Open andrewdavidwong opened 8 years ago
It's indeed a common problem when deploying fedora vms/containers, or with server farms. Debian has apt-cacher(ng) but fedora doesn't have something similar.
Solutions that came up:
Anyway, instead of having specific tools for each distro it would be wiser to have a generic solution. So - all in all, the squid solution may be the best one, with cache misses rate being something to investigate.
Actually apt-cacher-ng works for Fedora too :) Maybe we can simply use it instead of tinyproxy as update proxy?
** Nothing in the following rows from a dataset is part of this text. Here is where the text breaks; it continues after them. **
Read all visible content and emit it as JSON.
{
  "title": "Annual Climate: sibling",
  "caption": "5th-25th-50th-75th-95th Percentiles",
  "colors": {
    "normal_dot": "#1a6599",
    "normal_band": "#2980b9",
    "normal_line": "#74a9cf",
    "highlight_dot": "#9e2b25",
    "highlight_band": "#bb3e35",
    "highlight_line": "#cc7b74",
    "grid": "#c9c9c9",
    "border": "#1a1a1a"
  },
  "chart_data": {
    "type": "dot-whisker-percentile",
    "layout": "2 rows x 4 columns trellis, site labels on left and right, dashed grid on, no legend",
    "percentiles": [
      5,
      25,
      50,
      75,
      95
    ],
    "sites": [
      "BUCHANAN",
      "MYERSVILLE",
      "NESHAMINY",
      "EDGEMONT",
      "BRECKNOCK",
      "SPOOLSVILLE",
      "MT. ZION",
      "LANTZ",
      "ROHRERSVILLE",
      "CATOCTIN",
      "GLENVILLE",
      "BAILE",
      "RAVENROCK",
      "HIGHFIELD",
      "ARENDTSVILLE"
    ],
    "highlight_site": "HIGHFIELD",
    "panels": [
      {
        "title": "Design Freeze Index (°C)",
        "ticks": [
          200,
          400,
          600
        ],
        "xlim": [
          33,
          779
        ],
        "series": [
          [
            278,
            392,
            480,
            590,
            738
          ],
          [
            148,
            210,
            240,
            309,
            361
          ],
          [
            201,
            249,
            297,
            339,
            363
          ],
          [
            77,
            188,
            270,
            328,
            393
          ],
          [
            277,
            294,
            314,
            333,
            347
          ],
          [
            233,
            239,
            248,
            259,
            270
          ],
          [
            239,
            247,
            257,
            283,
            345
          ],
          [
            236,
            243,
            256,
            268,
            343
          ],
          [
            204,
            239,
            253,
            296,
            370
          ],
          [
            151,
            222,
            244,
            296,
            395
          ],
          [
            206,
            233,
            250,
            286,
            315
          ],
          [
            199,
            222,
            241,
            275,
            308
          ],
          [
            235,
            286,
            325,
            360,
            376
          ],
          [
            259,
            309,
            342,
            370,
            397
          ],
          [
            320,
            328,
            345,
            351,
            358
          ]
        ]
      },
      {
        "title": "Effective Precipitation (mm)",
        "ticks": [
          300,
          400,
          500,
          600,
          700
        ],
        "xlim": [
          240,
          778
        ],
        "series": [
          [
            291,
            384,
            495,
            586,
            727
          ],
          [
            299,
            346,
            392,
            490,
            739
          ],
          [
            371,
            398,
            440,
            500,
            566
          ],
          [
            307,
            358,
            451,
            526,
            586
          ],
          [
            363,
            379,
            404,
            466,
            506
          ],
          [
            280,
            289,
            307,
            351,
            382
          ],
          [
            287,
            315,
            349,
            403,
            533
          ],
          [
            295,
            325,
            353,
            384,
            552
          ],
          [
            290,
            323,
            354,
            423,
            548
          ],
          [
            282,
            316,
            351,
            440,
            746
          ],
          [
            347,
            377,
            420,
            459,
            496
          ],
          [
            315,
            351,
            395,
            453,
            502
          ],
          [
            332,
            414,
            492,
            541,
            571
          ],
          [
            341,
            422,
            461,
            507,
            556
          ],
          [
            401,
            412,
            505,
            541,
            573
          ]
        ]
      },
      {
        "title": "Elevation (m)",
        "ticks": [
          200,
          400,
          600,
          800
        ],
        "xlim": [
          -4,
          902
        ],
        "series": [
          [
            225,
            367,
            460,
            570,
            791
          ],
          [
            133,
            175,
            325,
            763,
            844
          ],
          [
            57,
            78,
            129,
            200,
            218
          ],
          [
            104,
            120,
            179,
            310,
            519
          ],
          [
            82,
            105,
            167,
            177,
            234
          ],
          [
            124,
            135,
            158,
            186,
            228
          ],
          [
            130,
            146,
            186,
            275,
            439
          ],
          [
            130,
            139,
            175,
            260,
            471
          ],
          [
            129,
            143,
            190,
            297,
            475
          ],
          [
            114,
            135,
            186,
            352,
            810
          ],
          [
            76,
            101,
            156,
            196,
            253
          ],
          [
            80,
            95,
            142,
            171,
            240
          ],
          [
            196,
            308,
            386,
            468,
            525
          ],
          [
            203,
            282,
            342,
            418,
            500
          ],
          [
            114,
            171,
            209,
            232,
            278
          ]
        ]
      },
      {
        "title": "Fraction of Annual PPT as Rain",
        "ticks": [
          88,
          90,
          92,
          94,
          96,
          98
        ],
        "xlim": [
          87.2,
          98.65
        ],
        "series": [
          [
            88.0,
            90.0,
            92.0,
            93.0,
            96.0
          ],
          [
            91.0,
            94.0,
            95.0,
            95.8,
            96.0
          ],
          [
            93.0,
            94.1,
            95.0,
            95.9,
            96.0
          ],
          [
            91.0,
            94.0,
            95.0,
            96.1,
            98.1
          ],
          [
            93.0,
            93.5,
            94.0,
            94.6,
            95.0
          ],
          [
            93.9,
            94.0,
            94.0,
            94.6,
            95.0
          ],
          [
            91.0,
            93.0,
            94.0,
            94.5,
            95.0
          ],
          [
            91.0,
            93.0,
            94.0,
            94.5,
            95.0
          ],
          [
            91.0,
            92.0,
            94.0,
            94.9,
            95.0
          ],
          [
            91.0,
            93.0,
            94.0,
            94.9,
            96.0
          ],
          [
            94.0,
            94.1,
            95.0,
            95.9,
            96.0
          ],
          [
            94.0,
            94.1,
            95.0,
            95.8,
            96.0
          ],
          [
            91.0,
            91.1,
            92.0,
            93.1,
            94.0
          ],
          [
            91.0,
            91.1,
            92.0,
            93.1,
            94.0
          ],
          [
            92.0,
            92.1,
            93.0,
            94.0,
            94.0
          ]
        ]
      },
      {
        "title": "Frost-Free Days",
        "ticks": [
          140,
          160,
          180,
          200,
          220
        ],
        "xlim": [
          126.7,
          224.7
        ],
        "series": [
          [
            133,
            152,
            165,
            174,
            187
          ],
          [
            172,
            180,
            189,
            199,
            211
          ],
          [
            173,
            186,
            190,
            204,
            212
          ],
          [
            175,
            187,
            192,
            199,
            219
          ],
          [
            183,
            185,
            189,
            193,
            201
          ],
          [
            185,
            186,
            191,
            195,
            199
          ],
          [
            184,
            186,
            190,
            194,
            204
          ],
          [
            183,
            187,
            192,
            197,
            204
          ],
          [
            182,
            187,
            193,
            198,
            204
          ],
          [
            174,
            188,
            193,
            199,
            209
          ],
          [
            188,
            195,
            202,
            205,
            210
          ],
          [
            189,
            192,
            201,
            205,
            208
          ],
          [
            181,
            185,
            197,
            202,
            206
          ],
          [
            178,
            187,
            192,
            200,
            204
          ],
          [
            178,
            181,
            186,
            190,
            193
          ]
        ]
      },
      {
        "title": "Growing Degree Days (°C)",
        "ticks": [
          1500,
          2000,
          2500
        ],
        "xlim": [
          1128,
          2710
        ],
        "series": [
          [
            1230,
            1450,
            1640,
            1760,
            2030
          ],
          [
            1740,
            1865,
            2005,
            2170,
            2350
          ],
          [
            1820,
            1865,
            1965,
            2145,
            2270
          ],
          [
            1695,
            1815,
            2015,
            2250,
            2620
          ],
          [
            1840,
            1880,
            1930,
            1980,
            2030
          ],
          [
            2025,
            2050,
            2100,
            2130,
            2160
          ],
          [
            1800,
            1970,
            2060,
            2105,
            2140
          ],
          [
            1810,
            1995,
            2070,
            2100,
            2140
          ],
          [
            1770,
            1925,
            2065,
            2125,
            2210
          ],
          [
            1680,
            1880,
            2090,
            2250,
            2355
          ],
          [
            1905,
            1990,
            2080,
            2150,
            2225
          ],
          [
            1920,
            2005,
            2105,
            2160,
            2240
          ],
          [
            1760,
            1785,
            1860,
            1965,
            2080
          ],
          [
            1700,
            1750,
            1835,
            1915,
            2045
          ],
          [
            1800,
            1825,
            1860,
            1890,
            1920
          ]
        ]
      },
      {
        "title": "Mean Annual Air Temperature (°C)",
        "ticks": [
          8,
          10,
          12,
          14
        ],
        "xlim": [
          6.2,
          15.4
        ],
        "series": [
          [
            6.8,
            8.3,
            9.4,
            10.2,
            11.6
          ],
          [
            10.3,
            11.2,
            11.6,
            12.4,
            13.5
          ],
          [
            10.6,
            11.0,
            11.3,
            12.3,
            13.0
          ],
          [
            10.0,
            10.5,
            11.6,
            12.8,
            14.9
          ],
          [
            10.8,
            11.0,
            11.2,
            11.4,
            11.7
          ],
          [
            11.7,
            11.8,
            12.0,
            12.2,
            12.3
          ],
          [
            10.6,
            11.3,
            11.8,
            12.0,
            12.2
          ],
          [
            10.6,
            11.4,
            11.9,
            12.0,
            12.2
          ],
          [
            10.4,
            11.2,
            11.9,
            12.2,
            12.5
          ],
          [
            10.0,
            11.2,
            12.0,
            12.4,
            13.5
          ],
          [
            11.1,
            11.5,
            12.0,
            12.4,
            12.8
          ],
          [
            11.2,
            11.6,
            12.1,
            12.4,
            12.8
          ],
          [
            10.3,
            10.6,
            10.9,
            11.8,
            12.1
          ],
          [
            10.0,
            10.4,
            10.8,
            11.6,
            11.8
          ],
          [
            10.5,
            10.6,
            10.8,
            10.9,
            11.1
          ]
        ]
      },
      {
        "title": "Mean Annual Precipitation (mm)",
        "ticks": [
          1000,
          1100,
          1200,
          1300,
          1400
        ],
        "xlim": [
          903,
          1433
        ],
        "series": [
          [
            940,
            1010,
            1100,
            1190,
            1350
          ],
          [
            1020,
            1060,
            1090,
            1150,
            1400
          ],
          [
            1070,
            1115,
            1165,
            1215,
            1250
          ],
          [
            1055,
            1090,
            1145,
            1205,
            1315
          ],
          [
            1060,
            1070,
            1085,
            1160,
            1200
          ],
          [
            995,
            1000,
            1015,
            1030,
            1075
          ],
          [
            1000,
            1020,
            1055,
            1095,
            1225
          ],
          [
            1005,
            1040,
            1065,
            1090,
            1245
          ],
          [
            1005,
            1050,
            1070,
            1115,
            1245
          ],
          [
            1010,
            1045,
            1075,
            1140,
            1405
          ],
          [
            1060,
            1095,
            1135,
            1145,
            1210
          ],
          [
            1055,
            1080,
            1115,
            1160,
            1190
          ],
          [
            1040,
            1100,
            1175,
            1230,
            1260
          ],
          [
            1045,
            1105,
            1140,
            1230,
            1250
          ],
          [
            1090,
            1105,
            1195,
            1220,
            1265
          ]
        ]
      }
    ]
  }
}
apt-cacher-ng works on fedora for mirroring debian stuff, but does it really work for mirroring (d)rpms/metadata downloaded with yum/dnf ?
From the doc [1]: "6.3 Fedora Core - Attempts to add apt-cacher-ng support ended up in pain and the author lost any motivation in further research on this subject. "
[1] https://www.unix-ag.uni-kl.de/~bloch/acng/html/distinstructions.html#hints-fccore
Yes, I've seen this. But in practice it works. The only problem is dynamic mirror selection - it may make caching difficult (when each time different mirror is selected).
Best Regards, Marek Marczykowski-Górecki Invisible Things Lab A: Because it messes up the order in which people normally read text. Q: Why is top-posting such a bad thing?
Marek Marczykowski-Górecki:
Actually apt-cacher works for Fedora too :) Maybe we can simply use it instead of tinyproxy as update proxy?
Can it also let through non-apt traffic? Specifically I am wondering about tb-updater.
Can it also let through non-apt traffic? Specifically I am wondering about tb-updater.
That's interesting question - if you have apt-cacher-ng instance handy, it worth a try. Anyway it has quite flexible configuration, so probably doable.
Best Regards, Marek Marczykowski-Górecki Invisible Things Lab A: Because it messes up the order in which people normally read text. Q: Why is top-posting such a bad thing?
I don't think there is a generic solution that works at the same time well enough for both, Debian and Fedora based. Why do we need a generic all at once solution anyhow? Here is what I suggest:
What do you think?
@marmarek
Can it also let through non-apt traffic? Specifically I am wondering about tb-updater.
That's interesting question - if you have apt-cacher-ng instance handy, it worth a try. Anyway it has quite flexible configuration, so probably doable.
I've read all the config, and tired, does not seem possible but never mind as per my above suggestion.
It will require more resources (memory), somehow wasted when one use for example only Debian templates. But maybe it is possible to activate those services on demand (socket activation comes to my mind). It will be even easier for qrexec-based updates proxy.
@adrelanos
Why do we need a generic all at once solution anyhow
I'm all for 100% caching success rate with a specific mechanism for each distro, but do Qubes developpers/contributors have time to develop/support that feature ? If yes, that's cool ; otherwise, a solution like squid would be easy to implement, and since it's distro agnostic it will help not only the supported distros (fedora, debian, arch?), but also other distributions that users install in HVMs (even windows then). The problems/unknowns with squid are the cache miss rate, the cache disk usage in order to minimize those, and the use of different mirrors with yum (although I find out that I usually always connect to the same one).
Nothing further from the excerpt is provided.